Well, Walk the Line renews my faith in her and reinvents my image of him. As for Witherspoon, she honestly disappears in the role. I kept actually trying to take myself out of the movie to see Witherspoon, the actress, playing June Carter. But she completely sold me in the role -- once again a reminder that she's a wonderful young actress when she wants to be. As for Pheonix, all traces of the quiet, twitchy, brooding, consistently vexed young character I usually see him as give way to the loud and charismatic vision of Johnny Cash.
In terms of the story, it's engaging and well done. One of the most interesting things I found was that Cash didn't really get to be famous through any means but conventional hard work. He played in a band with two guys, they auditioned to make a record, impressed Sam Phillips of Sun Records (Dallas Roberts in an uncommonly well-done role for such a minor character), got a record, and then very slowly gained fame and fortune.
Throughout much of this Cash is stuck with his first wife, Vivian Cash. The woman who plays her, Ginnifer Goodwin, has the utterly thankless role of the always-complaining, always-suspicious, always-annoying woman in the way of Cash's ultimate destiny of marriage to June Carter. Robert Patrick well plays Cash's father, laboring a decades-long grudge that "God took the wrong son" -- when Cash was a boy, his brother was killed in a sawing accident.

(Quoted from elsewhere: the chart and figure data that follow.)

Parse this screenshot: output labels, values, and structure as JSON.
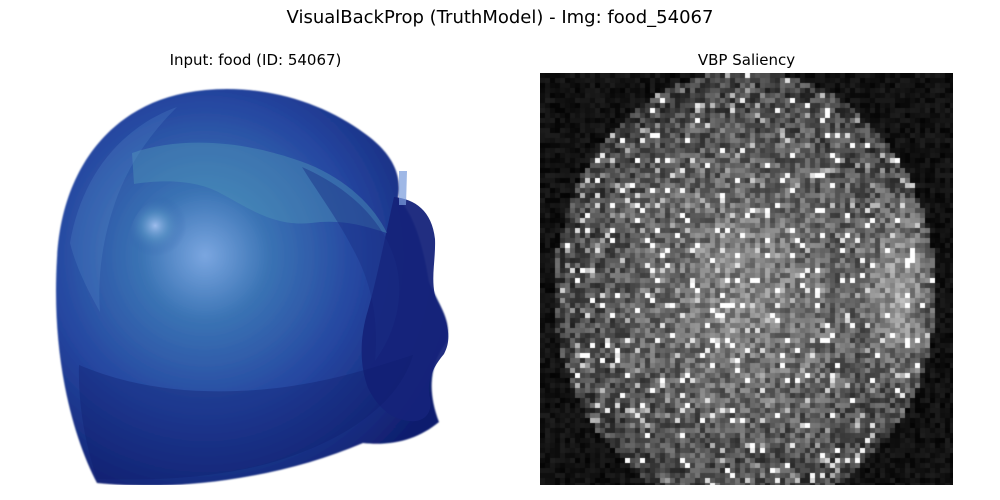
{
  "figure": {
    "title": "VisualBackProp (TruthModel) - Img: food_54067"
  },
  "panels": {
    "input": {
      "title": "Input: food (ID: 54067)",
      "colors": {
        "background": "#ffffff",
        "food_dark": "#15267a",
        "food_mid": "#2746a0",
        "food_light": "#4b8ec3",
        "highlight": "#8fb8e8"
      }
    },
    "saliency": {
      "title": "VBP Saliency",
      "colormap": "gray",
      "colors": {
        "background": "#0b0b0b",
        "bright": "#ffffff"
      }
    }
  }
}
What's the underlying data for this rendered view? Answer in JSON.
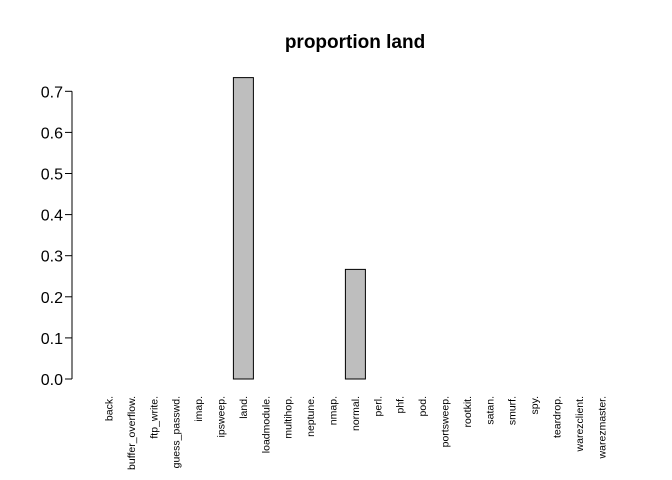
{
  "chart_data": {
    "type": "bar",
    "title": "proportion land",
    "xlabel": "",
    "ylabel": "",
    "categories": [
      "back.",
      "buffer_overflow.",
      "ftp_write.",
      "guess_passwd.",
      "imap.",
      "ipsweep.",
      "land.",
      "loadmodule.",
      "multihop.",
      "neptune.",
      "nmap.",
      "normal.",
      "perl.",
      "phf.",
      "pod.",
      "portsweep.",
      "rootkit.",
      "satan.",
      "smurf.",
      "spy.",
      "teardrop.",
      "warezclient.",
      "warezmaster."
    ],
    "values": [
      0,
      0,
      0,
      0,
      0,
      0,
      0.7333,
      0,
      0,
      0,
      0,
      0.2667,
      0,
      0,
      0,
      0,
      0,
      0,
      0,
      0,
      0,
      0,
      0
    ],
    "yticks": [
      "0.0",
      "0.1",
      "0.2",
      "0.3",
      "0.4",
      "0.5",
      "0.6",
      "0.7"
    ],
    "ylim": [
      0,
      0.7
    ],
    "grid": false,
    "bar_color": "#bebebe",
    "bar_stroke": "#000000"
  }
}
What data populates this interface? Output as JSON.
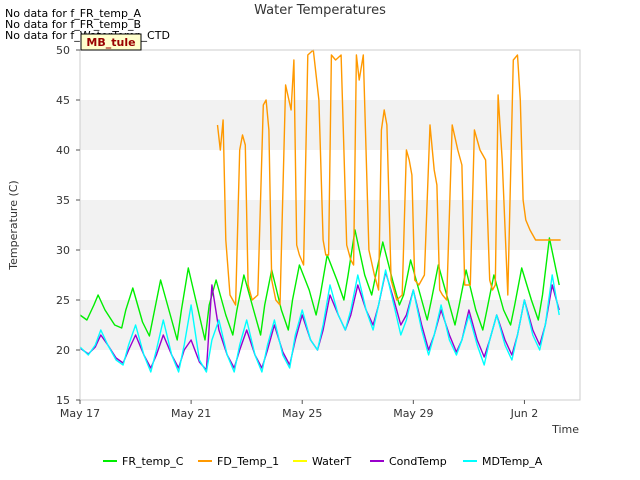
{
  "no_data_messages": [
    "No data for f_FR_temp_A",
    "No data for f_FR_temp_B",
    "No data for f_WaterTemp_CTD"
  ],
  "site_badge": "MB_tule",
  "chart_data": {
    "type": "line",
    "title": "Water Temperatures",
    "xlabel": "Time",
    "ylabel": "Temperature (C)",
    "ylim": [
      15,
      50
    ],
    "yticks": [
      15,
      20,
      25,
      30,
      35,
      40,
      45,
      50
    ],
    "xlim_days": [
      0,
      18.0
    ],
    "xticks": [
      {
        "day": 0,
        "label": "May 17"
      },
      {
        "day": 4,
        "label": "May 21"
      },
      {
        "day": 8,
        "label": "May 25"
      },
      {
        "day": 12,
        "label": "May 29"
      },
      {
        "day": 16,
        "label": "Jun 2"
      }
    ],
    "grid": "horizontal bands",
    "legend_position": "bottom",
    "series": [
      {
        "name": "FR_temp_C",
        "color": "#00ee00",
        "x": [
          0.0,
          0.25,
          0.5,
          0.65,
          0.9,
          1.25,
          1.5,
          1.65,
          1.9,
          2.25,
          2.5,
          2.65,
          2.9,
          3.25,
          3.5,
          3.65,
          3.9,
          4.25,
          4.5,
          4.65,
          4.9,
          5.25,
          5.5,
          5.65,
          5.9,
          6.25,
          6.5,
          6.65,
          6.9,
          7.25,
          7.5,
          7.65,
          7.9,
          8.25,
          8.5,
          8.65,
          8.9,
          9.25,
          9.5,
          9.65,
          9.9,
          10.25,
          10.5,
          10.65,
          10.9,
          11.25,
          11.5,
          11.65,
          11.9,
          12.25,
          12.5,
          12.65,
          12.9,
          13.25,
          13.5,
          13.65,
          13.9,
          14.25,
          14.5,
          14.65,
          14.9,
          15.25,
          15.5,
          15.65,
          15.9,
          16.25,
          16.5,
          16.65,
          16.9,
          17.25
        ],
        "y": [
          23.5,
          23.0,
          24.5,
          25.5,
          24.0,
          22.5,
          22.2,
          24.0,
          26.2,
          22.8,
          21.4,
          23.5,
          27.0,
          23.5,
          21.0,
          24.0,
          28.2,
          24.0,
          21.0,
          24.5,
          27.0,
          23.5,
          21.5,
          24.0,
          27.5,
          24.0,
          21.5,
          24.5,
          28.0,
          24.0,
          22.0,
          25.0,
          28.5,
          26.0,
          23.5,
          25.5,
          29.5,
          27.0,
          25.0,
          27.5,
          32.0,
          27.5,
          25.5,
          27.5,
          30.8,
          27.0,
          24.5,
          25.5,
          29.0,
          25.5,
          23.0,
          25.0,
          28.5,
          25.0,
          22.5,
          24.5,
          28.0,
          24.0,
          22.0,
          24.0,
          27.5,
          24.0,
          22.5,
          24.5,
          28.2,
          25.0,
          23.0,
          25.5,
          31.2,
          26.5
        ]
      },
      {
        "name": "FD_Temp_1",
        "color": "#ff9900",
        "x": [
          4.95,
          5.05,
          5.15,
          5.25,
          5.4,
          5.6,
          5.75,
          5.85,
          5.95,
          6.05,
          6.2,
          6.4,
          6.6,
          6.7,
          6.8,
          6.9,
          7.05,
          7.2,
          7.4,
          7.6,
          7.7,
          7.8,
          7.9,
          8.05,
          8.2,
          8.4,
          8.6,
          8.75,
          8.85,
          8.95,
          9.05,
          9.2,
          9.4,
          9.6,
          9.75,
          9.85,
          9.95,
          10.05,
          10.2,
          10.4,
          10.6,
          10.75,
          10.85,
          10.95,
          11.05,
          11.2,
          11.4,
          11.6,
          11.75,
          11.85,
          11.95,
          12.05,
          12.2,
          12.4,
          12.6,
          12.75,
          12.85,
          12.95,
          13.05,
          13.2,
          13.4,
          13.6,
          13.75,
          13.85,
          13.95,
          14.05,
          14.2,
          14.4,
          14.6,
          14.75,
          14.85,
          14.95,
          15.05,
          15.2,
          15.4,
          15.6,
          15.75,
          15.85,
          15.95,
          16.05,
          16.2,
          16.4,
          16.6,
          16.75,
          16.85,
          16.95,
          17.05,
          17.2,
          17.3
        ],
        "y": [
          42.5,
          40.0,
          43.0,
          31.0,
          25.5,
          24.5,
          40.0,
          41.5,
          40.5,
          26.5,
          25.0,
          25.5,
          44.5,
          45.0,
          42.0,
          27.0,
          25.0,
          24.5,
          46.5,
          44.0,
          49.0,
          30.5,
          29.5,
          28.5,
          49.5,
          50.0,
          45.0,
          31.0,
          29.5,
          29.5,
          49.5,
          49.0,
          49.5,
          30.5,
          29.0,
          28.5,
          49.5,
          47.0,
          49.5,
          30.0,
          27.5,
          26.0,
          42.0,
          44.0,
          42.5,
          27.0,
          25.0,
          25.5,
          40.0,
          39.0,
          37.5,
          27.0,
          26.5,
          27.5,
          42.5,
          38.0,
          36.5,
          26.0,
          25.5,
          25.0,
          42.5,
          40.0,
          38.5,
          26.5,
          26.5,
          26.5,
          42.0,
          40.0,
          39.0,
          27.0,
          26.0,
          26.5,
          45.5,
          39.0,
          25.5,
          49.0,
          49.5,
          45.0,
          35.0,
          33.0,
          32.0,
          31.0,
          31.0,
          31.0,
          31.0,
          31.0,
          31.0,
          31.0,
          31.0
        ]
      },
      {
        "name": "WaterT",
        "color": "#ffff00",
        "x": [],
        "y": []
      },
      {
        "name": "CondTemp",
        "color": "#9900cc",
        "x": [
          0.0,
          0.3,
          0.55,
          0.75,
          1.0,
          1.3,
          1.55,
          1.75,
          2.0,
          2.3,
          2.55,
          2.75,
          3.0,
          3.3,
          3.55,
          3.75,
          4.0,
          4.3,
          4.55,
          4.75,
          5.0,
          5.3,
          5.55,
          5.75,
          6.0,
          6.3,
          6.55,
          6.75,
          7.0,
          7.3,
          7.55,
          7.75,
          8.0,
          8.3,
          8.55,
          8.75,
          9.0,
          9.3,
          9.55,
          9.75,
          10.0,
          10.3,
          10.55,
          10.75,
          11.0,
          11.3,
          11.55,
          11.75,
          12.0,
          12.3,
          12.55,
          12.75,
          13.0,
          13.3,
          13.55,
          13.75,
          14.0,
          14.3,
          14.55,
          14.75,
          15.0,
          15.3,
          15.55,
          15.75,
          16.0,
          16.3,
          16.55,
          16.75,
          17.0,
          17.25
        ],
        "y": [
          20.2,
          19.6,
          20.3,
          21.5,
          20.5,
          19.2,
          18.7,
          20.0,
          21.5,
          19.5,
          18.2,
          19.5,
          21.5,
          19.5,
          18.2,
          20.0,
          21.0,
          18.8,
          18.0,
          26.5,
          22.0,
          19.5,
          18.2,
          20.0,
          22.0,
          19.5,
          18.2,
          20.0,
          22.5,
          19.8,
          18.5,
          21.0,
          23.5,
          21.0,
          20.0,
          22.0,
          25.5,
          23.5,
          22.0,
          23.5,
          26.5,
          24.0,
          22.5,
          24.5,
          27.8,
          25.0,
          22.5,
          23.5,
          26.0,
          22.5,
          20.0,
          21.5,
          24.0,
          21.5,
          19.8,
          21.0,
          24.0,
          21.0,
          19.3,
          21.0,
          23.5,
          21.0,
          19.5,
          21.5,
          25.0,
          22.0,
          20.5,
          22.5,
          26.5,
          24.0
        ]
      },
      {
        "name": "MDTemp_A",
        "color": "#00ffff",
        "x": [
          0.0,
          0.3,
          0.55,
          0.75,
          1.0,
          1.3,
          1.55,
          1.75,
          2.0,
          2.3,
          2.55,
          2.75,
          3.0,
          3.3,
          3.55,
          3.75,
          4.0,
          4.3,
          4.55,
          4.75,
          5.0,
          5.3,
          5.55,
          5.75,
          6.0,
          6.3,
          6.55,
          6.75,
          7.0,
          7.3,
          7.55,
          7.75,
          8.0,
          8.3,
          8.55,
          8.75,
          9.0,
          9.3,
          9.55,
          9.75,
          10.0,
          10.3,
          10.55,
          10.75,
          11.0,
          11.3,
          11.55,
          11.75,
          12.0,
          12.3,
          12.55,
          12.75,
          13.0,
          13.3,
          13.55,
          13.75,
          14.0,
          14.3,
          14.55,
          14.75,
          15.0,
          15.3,
          15.55,
          15.75,
          16.0,
          16.3,
          16.55,
          16.75,
          17.0,
          17.25
        ],
        "y": [
          20.3,
          19.5,
          20.5,
          22.0,
          20.5,
          19.0,
          18.5,
          20.5,
          22.5,
          19.5,
          17.8,
          20.0,
          23.0,
          19.5,
          17.8,
          20.5,
          24.5,
          19.0,
          17.8,
          21.0,
          23.0,
          19.5,
          17.8,
          20.5,
          23.0,
          19.5,
          17.8,
          20.5,
          23.0,
          19.5,
          18.2,
          21.5,
          24.0,
          21.0,
          20.0,
          22.5,
          26.5,
          23.5,
          22.0,
          24.0,
          27.5,
          24.0,
          22.0,
          24.5,
          28.0,
          24.5,
          21.5,
          23.0,
          26.0,
          22.0,
          19.5,
          21.5,
          24.5,
          21.0,
          19.5,
          21.0,
          23.5,
          20.5,
          18.5,
          21.0,
          23.5,
          20.5,
          19.0,
          21.5,
          25.0,
          21.5,
          20.0,
          22.5,
          27.5,
          23.5
        ]
      }
    ]
  }
}
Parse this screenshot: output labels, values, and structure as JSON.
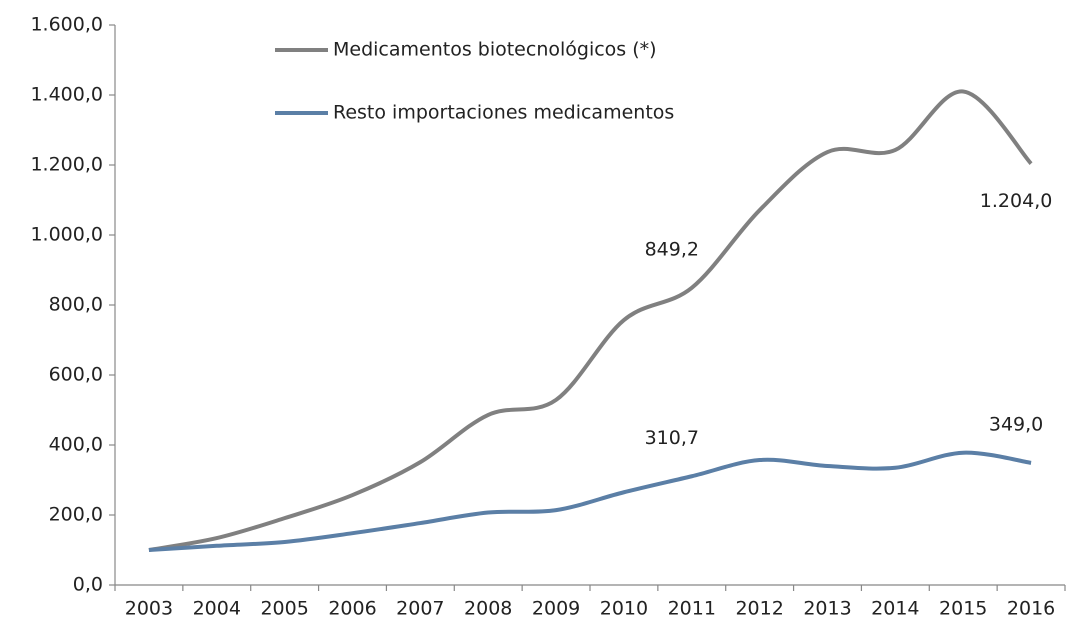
{
  "chart_data": {
    "type": "line",
    "categories": [
      "2003",
      "2004",
      "2005",
      "2006",
      "2007",
      "2008",
      "2009",
      "2010",
      "2011",
      "2012",
      "2013",
      "2014",
      "2015",
      "2016"
    ],
    "series": [
      {
        "name": "Medicamentos biotecnológicos (*)",
        "color": "#808080",
        "values": [
          100,
          134,
          191,
          257,
          351,
          486,
          529,
          757,
          849.2,
          1071,
          1237,
          1243,
          1410,
          1204.0
        ],
        "value_labels": [
          null,
          null,
          null,
          null,
          null,
          null,
          null,
          null,
          "849,2",
          null,
          null,
          null,
          null,
          "1.204,0"
        ]
      },
      {
        "name": "Resto importaciones medicamentos",
        "color": "#5b7fa6",
        "values": [
          100,
          112,
          123,
          148,
          177,
          207,
          214,
          265,
          310.7,
          357,
          340,
          335,
          378,
          349.0
        ],
        "value_labels": [
          null,
          null,
          null,
          null,
          null,
          null,
          null,
          null,
          "310,7",
          null,
          null,
          null,
          null,
          "349,0"
        ]
      }
    ],
    "ylim": [
      0,
      1600
    ],
    "yticks": [
      {
        "value": 0,
        "label": "0,0"
      },
      {
        "value": 200,
        "label": "200,0"
      },
      {
        "value": 400,
        "label": "400,0"
      },
      {
        "value": 600,
        "label": "600,0"
      },
      {
        "value": 800,
        "label": "800,0"
      },
      {
        "value": 1000,
        "label": "1.000,0"
      },
      {
        "value": 1200,
        "label": "1.200,0"
      },
      {
        "value": 1400,
        "label": "1.400,0"
      },
      {
        "value": 1600,
        "label": "1.600,0"
      }
    ],
    "grid": false,
    "legend": "top-left",
    "smooth": true
  }
}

The most important things about the movie, though, is that Pheonix and Witherspoon both pull off the singing beautifully. I don't know much about the guitar, but Pheonix seemed to handle it well. But he captures Cash's voice perfectly -- "steady like a train, sharp like a razor" -- and Witherspoon does just as well. No matter how dramatic the story is, and no matter how well it works, which it does, the best parts of the film by far are on stage with Johnny and June. It's the type of movie that makes you want to download all of Cash's hits from the internet once you leave the theater.